Nonato Guedes
Achando poucos os graves problemas com que se debate o Brasil, entre os quais o inexplicável derramamento de óleo poluente em praias do litoral do Nordeste, o que tem causado apreensão generalizada e retração do turismo, por razões óbvias, o presidente Jair Bolsonaro, em passeio pelo exterior, achou por bem meter a colher nas eleições presidenciais de um país vizinho – a Argentina, onde a chapa peronista encabeçada por Alberto Fernández e integrada por Cristina Kirchner logrou ser vitoriosa contra o atual presidente Maurício Macri, em primeiro turno. “Lamento. Eu não tenho bola de cristal mas acho que a Argentina escolheu mal”, obtemperou Bolsonaro em conversa com jornalistas, antes de partir dos Emirados Árabes Unidos, sinalizando que não se dispunha sequer a felicitar o mandatário.
Bolsonaro tinha lá suas razões para algum tipo de desconforto, como o ostensivo posicionamento do candidato Fernández a favor da liberdade do ex-presidente Luiz Inácio Lula da Silva, do PT, que aniversariou no domingo, dia em que o futuro da Argentina foi decidido nas urnas. Houve, também, a ida de parlamentares da esquerda brasileira à Argentina, como estratégia para se aproximar do novo governo e, assim, ganhar um aliado na batalha pela libertação de Lula. Em termos diplomáticos, Bolsonaro foi infeliz, deselegante e mal-educado. Afinal de contas, não lhe cabe ingerir na manifestação de voto do eleitorado argentino – onde ele não tem domicílio eleitoral, da mesma forma como não caberia ao governo da Argentina imiscuir-se na eleição presidencial de 2018 no Brasil, em que o capitão reformado derrotou o candidato Fernando Haddad, “ventríloquo” do ex-presidente Lula, que cumpre pena na Superintendência da Polícia Federal em Curitiba.
O grito de “Lula Livre” ensaiado e publicizado em todo o mundo por Alberto Fernández soou inoportuno para ser levado à campanha para presidente da República do país vizinho. Trata-se de questão afeta à soberania do Brasil, que está sendo equacionada com recursos no Supremo Tribunal Federal que projetam, até, a perspectiva de concessão de liberdade de Lula mais cedo do que ele desejaria, talvez, e no tempo que já vai tarde, na avaliação passional dos lulopetistas fanáticos, que organizam acampamento em Curitiba para pressionar a Justiça, amolecem magistrados na concessão de facilidade para romarias diárias e semanais ao ex-presidente na capital paranaense e quebram restrições de ordem legal para entrevistas do presidente presidiário. Lula, já foi dito, é um preso especial, que tem direito a regalias, como ele acaba confessando em depoimentos que profere. Recebe visitas, livros, pen drives, assiste jogos do Corinthians, o seu time do coração, tem batido recorde nas entrevistas para imprensa do Brasil e do exterior. Falta só a cadeira presidencial que, como ele sabe, fica em Brasília, no Planalto, para a qual tem a ilusão de voltar já em 2022, derrotando, de preferência, Bolsonaro ou Sérgio Moro, este convertido por Lula em grande algoz, do qual não esquece nunca.

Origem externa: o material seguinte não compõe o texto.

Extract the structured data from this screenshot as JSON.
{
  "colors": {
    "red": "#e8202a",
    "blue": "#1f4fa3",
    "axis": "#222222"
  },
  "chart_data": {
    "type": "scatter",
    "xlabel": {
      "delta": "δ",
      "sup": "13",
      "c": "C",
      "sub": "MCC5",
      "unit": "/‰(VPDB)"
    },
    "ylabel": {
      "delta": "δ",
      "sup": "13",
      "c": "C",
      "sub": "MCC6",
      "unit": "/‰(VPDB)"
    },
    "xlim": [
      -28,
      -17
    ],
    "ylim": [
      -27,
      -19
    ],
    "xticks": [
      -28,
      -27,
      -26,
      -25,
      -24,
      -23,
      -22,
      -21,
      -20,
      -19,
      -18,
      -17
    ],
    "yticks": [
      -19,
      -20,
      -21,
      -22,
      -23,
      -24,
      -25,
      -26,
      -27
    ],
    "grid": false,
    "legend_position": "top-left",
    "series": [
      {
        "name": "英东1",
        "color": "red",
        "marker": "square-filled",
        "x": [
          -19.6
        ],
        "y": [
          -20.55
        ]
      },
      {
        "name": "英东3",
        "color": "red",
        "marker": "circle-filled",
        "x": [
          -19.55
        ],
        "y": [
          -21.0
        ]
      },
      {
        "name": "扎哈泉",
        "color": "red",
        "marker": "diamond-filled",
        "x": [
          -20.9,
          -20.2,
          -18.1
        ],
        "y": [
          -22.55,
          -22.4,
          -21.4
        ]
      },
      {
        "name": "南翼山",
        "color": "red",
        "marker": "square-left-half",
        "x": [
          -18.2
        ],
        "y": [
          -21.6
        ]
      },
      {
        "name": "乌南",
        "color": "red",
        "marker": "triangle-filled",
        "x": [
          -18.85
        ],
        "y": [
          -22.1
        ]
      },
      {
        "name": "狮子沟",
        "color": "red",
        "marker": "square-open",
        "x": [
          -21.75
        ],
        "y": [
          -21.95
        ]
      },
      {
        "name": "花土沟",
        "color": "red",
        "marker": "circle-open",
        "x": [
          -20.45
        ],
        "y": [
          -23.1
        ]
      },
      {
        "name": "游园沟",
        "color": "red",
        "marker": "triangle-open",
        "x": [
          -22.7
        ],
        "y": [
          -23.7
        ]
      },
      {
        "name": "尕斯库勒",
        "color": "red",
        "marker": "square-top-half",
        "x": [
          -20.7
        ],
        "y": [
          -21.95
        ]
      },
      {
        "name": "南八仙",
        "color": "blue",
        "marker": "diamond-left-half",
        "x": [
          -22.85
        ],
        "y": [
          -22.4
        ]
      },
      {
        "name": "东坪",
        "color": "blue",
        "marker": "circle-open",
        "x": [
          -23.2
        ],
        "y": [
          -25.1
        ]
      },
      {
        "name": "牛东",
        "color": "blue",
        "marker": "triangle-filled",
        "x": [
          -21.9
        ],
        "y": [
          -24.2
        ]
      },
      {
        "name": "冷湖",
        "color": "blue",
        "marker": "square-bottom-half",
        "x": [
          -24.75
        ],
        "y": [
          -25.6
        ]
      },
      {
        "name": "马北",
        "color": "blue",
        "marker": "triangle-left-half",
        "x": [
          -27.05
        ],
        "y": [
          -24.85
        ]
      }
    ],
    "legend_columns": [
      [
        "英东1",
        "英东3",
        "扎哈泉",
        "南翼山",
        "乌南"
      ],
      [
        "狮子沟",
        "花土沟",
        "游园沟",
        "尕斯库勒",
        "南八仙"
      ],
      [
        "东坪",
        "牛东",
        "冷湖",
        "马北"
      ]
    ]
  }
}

À parte essas “esquisitices” da política brasileira (há coisas que só acontecem aqui), preocupa alguns setores formadores de opinião do empresariado brasileiro a postura de Bolsonaro ameaçando examinar a hipótese de retirada do Brasil do bloco do Mercosul. Na verdade, o presidente do Brasil pôs-se em estado de expectativa, esperando que Fernández assuma e que tome as primeiras decisões práticas no comando da Nação. Ou seja, Bolsonaro, aparentemente, quer dar a trégua que todo presidente merece no “intermezzo” entre a eleição e a posse. “Vamos esperar o banho de realidade que ele (Fernández) vai ter. A Argentina não vai bem”, comentou Bolsonaro. Se não quer sair propriamente do Mercosul, o presidente acena com a união com o Paraguai para fazer frente à Argentina, reeditando um confronto que já se deu por ocasião da construção da usina bi-nacional de Itaipu. A tese de Bolsonaro é de que, se a Argentina ferir alguma cláusula do acordo do Mercosul, poderá ocasionar movimentos que levarão inexoravelmente ao seu isolamento.
A Argentina vive o seu pior cenário econômico e social em dez anos e prenuncia-se uma recaída populista, até pela presença de Cristina Kirchner na chapa, que talvez dificulte a recuperação em termos racionais e objetivos a curto prazo. Fernández poderia passar sem o registro em publicação no Instagram de que o ex-presidente Luiz Inácio Lula da Silva está preso injustamente e que é “um homem extraordinário”. O que se nota é há provocações, beirando a picuinhas, de parte à parte. Uma lamentável falta de diplomacia – aqui e lá.